There are multiple ways to specify usernames and passwords for replication endpoints:

  • In an {"auth": {"basic": ...}} object:

    New in version 3.2.0.

    {
        "target": {
            "url": "http://someurl.com/mydb",
            "auth": {
                "basic": {
                    "username": "$username",
                    "password": "$password"
                 }
            }
        },
        ...
    }
    

    This is the prefererred format as it allows including characters like @, : and others in the username and password fields.

  • In the userinfo part of the endpoint URL. This allows for a more compact endpoint represention however, it prevents using characters like @ and : in usernames or passwords:

    {
        "target":  "http://user:pass@localhost:5984/bar"
        ...
    }
    

    Specifying credentials in the userinfo part of the URL is deprecated as per RFC3986. CouchDB still supports this way of specifying credentials and doesn’t yet have a target release when support will be removed.

  • In an "Authorization: Basic $b64encoded_username_and_password" header:

    {
        "target": {
            "url": "http://someurl.com/mydb",
                "headers": {
                    "Authorization": "Basic dXNlcjpwYXNz"
                }
            },
        ...
    }
    

    This method has the downside of the going through the extra step of base64 encoding. In addition, it could give the impression that it encrypts or hides the credentials so it could encourage invadvertent sharing and leaking credentials.

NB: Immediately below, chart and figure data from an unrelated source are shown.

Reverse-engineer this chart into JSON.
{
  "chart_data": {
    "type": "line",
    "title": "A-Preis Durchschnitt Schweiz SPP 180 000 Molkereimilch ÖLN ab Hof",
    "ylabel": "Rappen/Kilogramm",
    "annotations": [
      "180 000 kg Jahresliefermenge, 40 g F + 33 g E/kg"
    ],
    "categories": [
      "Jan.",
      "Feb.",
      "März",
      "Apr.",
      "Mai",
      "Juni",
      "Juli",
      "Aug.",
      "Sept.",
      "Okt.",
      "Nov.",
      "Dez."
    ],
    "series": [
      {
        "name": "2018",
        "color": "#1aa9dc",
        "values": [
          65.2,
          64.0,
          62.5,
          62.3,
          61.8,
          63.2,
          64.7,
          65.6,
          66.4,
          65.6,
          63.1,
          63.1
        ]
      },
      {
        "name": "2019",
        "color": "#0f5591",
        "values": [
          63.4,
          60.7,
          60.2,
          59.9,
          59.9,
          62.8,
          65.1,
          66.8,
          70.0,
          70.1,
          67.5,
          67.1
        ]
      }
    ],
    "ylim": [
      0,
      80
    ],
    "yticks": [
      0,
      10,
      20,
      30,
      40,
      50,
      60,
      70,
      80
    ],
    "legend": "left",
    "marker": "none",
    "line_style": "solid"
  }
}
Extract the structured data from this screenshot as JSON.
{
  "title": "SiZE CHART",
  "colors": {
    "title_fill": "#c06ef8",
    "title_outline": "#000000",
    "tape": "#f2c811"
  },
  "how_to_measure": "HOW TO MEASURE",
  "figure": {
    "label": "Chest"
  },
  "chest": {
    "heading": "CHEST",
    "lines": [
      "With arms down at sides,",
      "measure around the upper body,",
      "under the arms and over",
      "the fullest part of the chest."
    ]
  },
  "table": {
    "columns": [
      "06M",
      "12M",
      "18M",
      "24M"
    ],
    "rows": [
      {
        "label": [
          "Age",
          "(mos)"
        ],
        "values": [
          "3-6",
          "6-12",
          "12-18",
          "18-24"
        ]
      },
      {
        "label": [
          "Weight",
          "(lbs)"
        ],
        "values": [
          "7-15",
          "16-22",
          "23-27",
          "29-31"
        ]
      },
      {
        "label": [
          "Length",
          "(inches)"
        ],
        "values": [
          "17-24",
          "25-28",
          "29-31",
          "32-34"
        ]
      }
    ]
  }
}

When credentials are provided in multiple forms, they are selected in the following order:

  • "auth": {"basic": {...}} object

  • URL userinfo

  • "Authorization: Basic ..." header.

First, the auth object is checked, and if credentials are defined there, they are used. If they are not, then URL userinfo is checked. If credentials are found there, then those credentials are used, otherwise basic auth header is used.

2.2.15. Replicate Winning Revisions Only

Use the winning_revs_only: true option to replicate “winning” document revisions only. These are the revisions that would be returned by the GET db/doc API endpoint by default, or appear in the _changes feed with the default parameters.

POST http://couchdb:5984/_replicate HTTP/1.1
Accept: application/json
Content-Type: application/json

{
    "winning_revs_only" : true
    "source" : "http://source:5984/recipes",
    "target" : "http://target:5984/recipes",
}

Replication with this mode discards conflicting revisions, so it could be one way to remove conflicts through replication.

Replication IDs and checkpoint IDs, generated by winning_revs_only: true replications will be different than those generated by default, so it is possible to first replicate the winning revisions, then later, to “backfill” the rest of the revisions with a regular replication job.

winning_revs_only: true option can be combined with filters or other options like continuous: true or create_target: true.